C’est à ce moment que lui parvint, à l’intérieur de son casque, très clair et très net, un bruit si extraordinairement inattendu que toutes les vagues de panique qui l’avaient assailli disparurent aussitôt de son âme. C’était un rire. Tom Lawson riait-
Mais ce rire fut bref. Il fut suivi d’une excuse.
— Ne m’en veuillez pas, Mr Lawrence. Je n’ai pas pu m’en empêcher. Vous êtes si comique, avec vos jambes qui s’agitent dans le ciel.
L’Ingénieur en Chef se raidit dans son scaphandre. Sa peur s’évanouit instantanément pour faire place à de la colère. Il était furieux contre Lawson, mais encore plus furieux contre lui-même.
Naturellement il n’avait été à aucun moment en danger. Dans son scaphandre gonflé, il était comme un ballon qui flotte sur l’eau. Il aurait été incapable de s’enfoncer.
Maintenant qu’il comprenait ce qui s’était passé, il était de nouveau en état de réfléchir.
Il agita délibérément ses jambes et se servit de ses mains comme de rames. Il bascula autour de son centre de gravité, et de nouveau, quand la poussière eut glissé de son casque, il put y voir clair. Il s’était enfoncé tout au plus d’une dizaine de centimètres et son embarcation à aucun moment ne s’était trouvée hors de sa portée. Il était même remarquable qu’il n’ait pas pu s’y raccrocher tandis qu’il tâtonnait dans les ténèbres comme une pieuvre.
Avec autant de dignité qu’il le put, il se hissa à bord.

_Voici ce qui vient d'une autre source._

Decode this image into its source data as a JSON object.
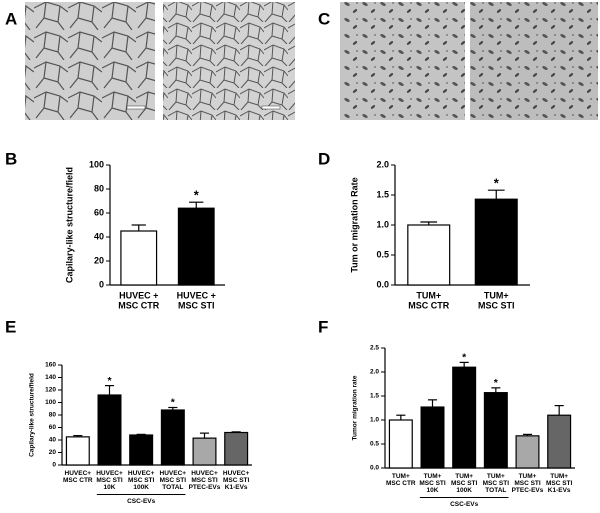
{
  "panels": [
    "A",
    "B",
    "C",
    "D",
    "E",
    "F"
  ],
  "chart_data": [
    {
      "type": "bar",
      "y_label": "Capilary-like structure/field",
      "categories": [
        [
          "HUVEC +",
          "MSC CTR"
        ],
        [
          "HUVEC +",
          "MSC STI"
        ]
      ],
      "values": [
        45,
        64
      ],
      "errors": [
        5,
        5
      ],
      "colors": [
        "#ffffff",
        "#000000"
      ],
      "markers": [
        null,
        "*"
      ],
      "ylim": [
        0,
        100
      ],
      "yticks": [
        0,
        20,
        40,
        60,
        80,
        100
      ]
    },
    {
      "type": "bar",
      "y_label": "Tum or migration Rate",
      "categories": [
        [
          "TUM+",
          "MSC CTR"
        ],
        [
          "TUM+",
          "MSC STI"
        ]
      ],
      "values": [
        1.0,
        1.43
      ],
      "errors": [
        0.05,
        0.15
      ],
      "colors": [
        "#ffffff",
        "#000000"
      ],
      "markers": [
        null,
        "*"
      ],
      "ylim": [
        0,
        2
      ],
      "yticks": [
        {
          "value": 0,
          "label": "0.0"
        },
        {
          "value": 0.5,
          "label": "0.5"
        },
        {
          "value": 1,
          "label": "1.0"
        },
        {
          "value": 1.5,
          "label": "1.5"
        },
        {
          "value": 2,
          "label": "2.0"
        }
      ]
    },
    {
      "type": "bar",
      "y_label": "Capilary-like structure/field",
      "categories": [
        [
          "HUVEC+",
          "MSC CTR"
        ],
        [
          "HUVEC+",
          "MSC STI",
          "10K"
        ],
        [
          "HUVEC+",
          "MSC STI",
          "100K"
        ],
        [
          "HUVEC+",
          "MSC STI",
          "TOTAL"
        ],
        [
          "HUVEC+",
          "MSC STI",
          "PTEC-EVs"
        ],
        [
          "HUVEC+",
          "MSC STI",
          "K1-EVs"
        ]
      ],
      "values": [
        45,
        112,
        48,
        88,
        43,
        52
      ],
      "errors": [
        2,
        15,
        1,
        4,
        8,
        1
      ],
      "colors": [
        "#ffffff",
        "#000000",
        "#000000",
        "#000000",
        "#a8a8a8",
        "#666666"
      ],
      "markers": [
        null,
        "*",
        null,
        "*",
        null,
        null
      ],
      "groups": [
        {
          "label": "CSC-EVs",
          "start": 1,
          "end": 3
        }
      ],
      "ylim": [
        0,
        160
      ],
      "yticks": [
        0,
        20,
        40,
        60,
        80,
        100,
        120,
        140,
        160
      ]
    },
    {
      "type": "bar",
      "y_label": "Tumor migration rate",
      "categories": [
        [
          "TUM+",
          "MSC CTR"
        ],
        [
          "TUM+",
          "MSC STI",
          "10K"
        ],
        [
          "TUM+",
          "MSC STI",
          "100K"
        ],
        [
          "TUM+",
          "MSC STI",
          "TOTAL"
        ],
        [
          "TUM+",
          "MSC STI",
          "PTEC-EVs"
        ],
        [
          "TUM+",
          "MSC STI",
          "K1-EVs"
        ]
      ],
      "values": [
        1.0,
        1.27,
        2.1,
        1.57,
        0.67,
        1.1
      ],
      "errors": [
        0.1,
        0.15,
        0.1,
        0.1,
        0.03,
        0.2
      ],
      "colors": [
        "#ffffff",
        "#000000",
        "#000000",
        "#000000",
        "#a8a8a8",
        "#666666"
      ],
      "markers": [
        null,
        null,
        "*",
        "*",
        null,
        null
      ],
      "groups": [
        {
          "label": "CSC-EVs",
          "start": 1,
          "end": 3
        }
      ],
      "ylim": [
        0,
        2.5
      ],
      "yticks": [
        {
          "value": 0,
          "label": "0.0"
        },
        {
          "value": 0.5,
          "label": "0.5"
        },
        {
          "value": 1,
          "label": "1.0"
        },
        {
          "value": 1.5,
          "label": "1.5"
        },
        {
          "value": 2,
          "label": "2.0"
        },
        {
          "value": 2.5,
          "label": "2.5"
        }
      ]
    }
  ]
}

Il ne se risqua pas à parler immédiatement, car il était hors d’haleine à la suite de ses efforts, et il craignait que sa voix ne trahît la peur qu’il avait éprouvée. Et il était encore en colère. Il ne se serait pas mis dans le cas d’être ridicule à ses propres yeux à l’époque où il travaillait constamment en scaphandre à la surface de la Lune. Maintenant il avait un peu perdu de sa forme. La dernière fois qu’il avait revêtu un scaphandre, avait été lors de l’épreuve de contrôle annuelle, et il n’était même pas sorti dans le vide.
Sur le « glisseur », tandis qu’il reprenait son travail de sondage, le mélange de frayeur et de colère qu’il avait éprouvé se dissipa lentement et fut remplacé par un état d’esprit méditatif : il comprenait de mieux en mieux – et que cela lui plaise ou non – combien ce qui s’était passé pendant la dernière demi-heure l’avait lié à Lawson.
L’astronome, c’était vrai, avait ri pendant qu’il se débattait dans la poussière ; mais il était certain qu’il devait offrir un spectacle passablement comique. Et Lawson, finalement, s’était excusé. Une demi-heure plus tôt, un rire suivi d’excuses eût été absolument impensable.
Mais Lawrence, soudain, oublia tout cela.
Sa sonde venait de toucher quelque chose, à environ quinze mètres de profondeur.